State finance panel blocks PRC bid for relocation funds
Request tabled for $500K grant to help fund office switch, making way for new early childhood ed department
A state finance board has suspended consideration of an emergency funding request from the Public Regulation Commission to help cover the cost of moving to a new office.
The PRC’s current office will soon become the site of the new Early Childhood Education and Care Department, one of Gov. Michelle Lujan Grisham’s key priorities during the regular 2020 legislative session.
The finance board, an arm of the state Department of Finance and Administration, this week tabled the emergency request for a $501,041 grant, the PRC disclosed Thursday.
“The PRC believes the request meets all the statutory criteria to be granted an emergency grant from the Board of Finance,” the commission said in a statement. “A current emergency does exist which severely hampers the quality of government service to the people of New Mexico. The lack of office space to conduct day-to-day business incapacitates the PRC.”
The statement went on to say the commission is already making adjustments to its budget after a 4 percent cut to its fiscal year 2021 operating budget of $853,272 and is hamstrung by a hiring freeze for open positions imposed by the State Personnel Office, PRC chief of staff Jason Montoya has said.

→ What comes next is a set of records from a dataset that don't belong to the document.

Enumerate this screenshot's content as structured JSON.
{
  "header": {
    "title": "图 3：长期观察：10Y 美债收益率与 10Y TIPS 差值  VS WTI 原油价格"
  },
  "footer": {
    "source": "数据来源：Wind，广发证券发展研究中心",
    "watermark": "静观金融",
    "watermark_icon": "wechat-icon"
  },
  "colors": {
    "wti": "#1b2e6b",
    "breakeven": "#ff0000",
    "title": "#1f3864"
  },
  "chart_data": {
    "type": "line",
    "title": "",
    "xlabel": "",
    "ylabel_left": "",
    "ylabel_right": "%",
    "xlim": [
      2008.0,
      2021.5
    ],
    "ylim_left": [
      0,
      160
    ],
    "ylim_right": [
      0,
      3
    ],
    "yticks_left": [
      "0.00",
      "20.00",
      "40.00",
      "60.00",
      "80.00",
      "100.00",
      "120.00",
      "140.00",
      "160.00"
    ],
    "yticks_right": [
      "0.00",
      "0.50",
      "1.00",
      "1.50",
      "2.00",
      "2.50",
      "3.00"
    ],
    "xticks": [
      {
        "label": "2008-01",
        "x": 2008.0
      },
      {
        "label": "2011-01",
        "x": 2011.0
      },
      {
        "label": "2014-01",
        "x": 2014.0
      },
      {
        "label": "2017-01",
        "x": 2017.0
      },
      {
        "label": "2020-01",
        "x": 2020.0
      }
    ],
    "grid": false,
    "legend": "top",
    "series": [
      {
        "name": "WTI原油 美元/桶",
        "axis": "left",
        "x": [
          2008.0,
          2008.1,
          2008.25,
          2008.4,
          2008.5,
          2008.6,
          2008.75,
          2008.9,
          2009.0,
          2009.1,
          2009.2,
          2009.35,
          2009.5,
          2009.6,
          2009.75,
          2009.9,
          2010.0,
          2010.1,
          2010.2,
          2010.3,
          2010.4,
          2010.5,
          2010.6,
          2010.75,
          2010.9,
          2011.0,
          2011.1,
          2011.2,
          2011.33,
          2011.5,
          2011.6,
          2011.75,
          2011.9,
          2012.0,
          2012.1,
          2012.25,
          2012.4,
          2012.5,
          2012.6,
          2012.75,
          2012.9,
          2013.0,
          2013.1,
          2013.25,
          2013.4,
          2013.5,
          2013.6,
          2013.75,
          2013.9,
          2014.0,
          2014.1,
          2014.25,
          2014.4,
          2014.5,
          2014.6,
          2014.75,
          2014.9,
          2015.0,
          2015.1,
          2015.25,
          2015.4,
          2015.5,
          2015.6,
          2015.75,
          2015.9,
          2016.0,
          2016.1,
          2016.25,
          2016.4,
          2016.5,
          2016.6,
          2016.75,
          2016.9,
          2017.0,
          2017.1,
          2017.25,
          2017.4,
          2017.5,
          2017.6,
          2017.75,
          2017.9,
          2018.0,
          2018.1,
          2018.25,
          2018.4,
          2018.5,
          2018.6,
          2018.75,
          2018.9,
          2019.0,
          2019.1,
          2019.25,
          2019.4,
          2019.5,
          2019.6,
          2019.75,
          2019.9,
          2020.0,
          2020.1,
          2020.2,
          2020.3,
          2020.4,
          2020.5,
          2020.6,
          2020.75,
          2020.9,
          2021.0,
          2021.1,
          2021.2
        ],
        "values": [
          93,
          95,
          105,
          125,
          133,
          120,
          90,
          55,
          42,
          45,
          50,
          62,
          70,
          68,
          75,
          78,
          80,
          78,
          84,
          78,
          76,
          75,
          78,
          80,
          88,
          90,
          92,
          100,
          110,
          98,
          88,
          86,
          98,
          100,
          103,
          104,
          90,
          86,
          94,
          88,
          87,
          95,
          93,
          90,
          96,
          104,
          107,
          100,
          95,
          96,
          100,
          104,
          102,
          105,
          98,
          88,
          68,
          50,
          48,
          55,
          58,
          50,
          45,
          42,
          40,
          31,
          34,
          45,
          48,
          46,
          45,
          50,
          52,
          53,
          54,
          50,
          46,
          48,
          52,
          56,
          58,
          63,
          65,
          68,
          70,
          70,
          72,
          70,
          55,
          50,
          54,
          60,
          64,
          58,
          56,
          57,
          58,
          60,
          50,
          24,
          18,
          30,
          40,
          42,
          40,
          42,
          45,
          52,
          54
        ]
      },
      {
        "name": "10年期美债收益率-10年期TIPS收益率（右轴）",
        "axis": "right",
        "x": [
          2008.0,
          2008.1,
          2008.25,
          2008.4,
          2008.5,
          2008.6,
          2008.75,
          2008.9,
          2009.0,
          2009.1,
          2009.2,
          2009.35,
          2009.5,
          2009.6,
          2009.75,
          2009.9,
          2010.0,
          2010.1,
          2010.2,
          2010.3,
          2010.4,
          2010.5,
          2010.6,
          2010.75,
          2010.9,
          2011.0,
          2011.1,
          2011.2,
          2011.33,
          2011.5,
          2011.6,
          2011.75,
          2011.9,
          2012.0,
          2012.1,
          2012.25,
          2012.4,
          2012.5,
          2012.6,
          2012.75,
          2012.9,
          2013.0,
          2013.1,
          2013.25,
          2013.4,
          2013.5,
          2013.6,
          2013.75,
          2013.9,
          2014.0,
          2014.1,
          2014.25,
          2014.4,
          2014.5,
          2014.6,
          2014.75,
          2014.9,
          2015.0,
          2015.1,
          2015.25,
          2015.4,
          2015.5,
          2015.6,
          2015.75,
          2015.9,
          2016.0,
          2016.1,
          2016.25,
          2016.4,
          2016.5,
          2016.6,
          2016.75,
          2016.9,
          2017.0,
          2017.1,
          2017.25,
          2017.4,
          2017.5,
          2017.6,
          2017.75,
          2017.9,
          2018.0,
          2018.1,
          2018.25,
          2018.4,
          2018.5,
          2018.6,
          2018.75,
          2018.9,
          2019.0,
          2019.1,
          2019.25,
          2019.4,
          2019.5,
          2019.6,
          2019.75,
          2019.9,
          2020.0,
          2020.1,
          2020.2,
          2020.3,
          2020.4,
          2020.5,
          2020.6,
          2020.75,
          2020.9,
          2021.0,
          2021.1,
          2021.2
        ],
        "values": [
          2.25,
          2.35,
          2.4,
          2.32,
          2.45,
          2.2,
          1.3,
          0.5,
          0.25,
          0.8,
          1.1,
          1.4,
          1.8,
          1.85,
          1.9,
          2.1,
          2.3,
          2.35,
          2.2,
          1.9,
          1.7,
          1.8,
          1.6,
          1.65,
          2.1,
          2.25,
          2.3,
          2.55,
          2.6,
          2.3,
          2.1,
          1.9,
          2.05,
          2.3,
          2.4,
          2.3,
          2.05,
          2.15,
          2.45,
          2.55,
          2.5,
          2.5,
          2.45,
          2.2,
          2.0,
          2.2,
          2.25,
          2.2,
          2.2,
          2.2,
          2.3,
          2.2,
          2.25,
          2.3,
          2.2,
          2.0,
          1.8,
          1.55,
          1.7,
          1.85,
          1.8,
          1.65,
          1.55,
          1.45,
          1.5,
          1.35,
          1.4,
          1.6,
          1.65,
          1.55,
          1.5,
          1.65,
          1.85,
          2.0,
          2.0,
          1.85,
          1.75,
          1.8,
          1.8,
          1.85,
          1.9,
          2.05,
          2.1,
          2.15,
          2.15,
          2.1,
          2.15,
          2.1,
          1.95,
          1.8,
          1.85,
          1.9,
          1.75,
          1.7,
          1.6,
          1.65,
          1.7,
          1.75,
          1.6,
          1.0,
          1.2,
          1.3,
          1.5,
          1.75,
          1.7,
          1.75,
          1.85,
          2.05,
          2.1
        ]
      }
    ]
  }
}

The reduction was part of across-theboard slashes to the state budget Lujan Grisham approved after a special session prompted by the pandemic’s severe hits to state coffers.
“I am very concerned with the move during COVID-19,” PRC Chairwoman Theresa Becenti-Aguilar said in a statement.
“We have been working off-site since March, and it’s been very frustrating to get answers from General Services Department to find a new office space.”
In March, PRC commissioners expressed frustration with the order to vacate their longtime office, where they’ve held meetings and conducted business since 2009.
The General Services Department that month informed PRC’s Montoya in a three-sentence letter that said pursuant to the state’s authority outlined in the Property Control Act, it “intends to terminate the agreement effective June 30, 2020.”
The move-out date has been extended until Sept. 30, said Liberty Manabat, a spokeswoman for the PRC.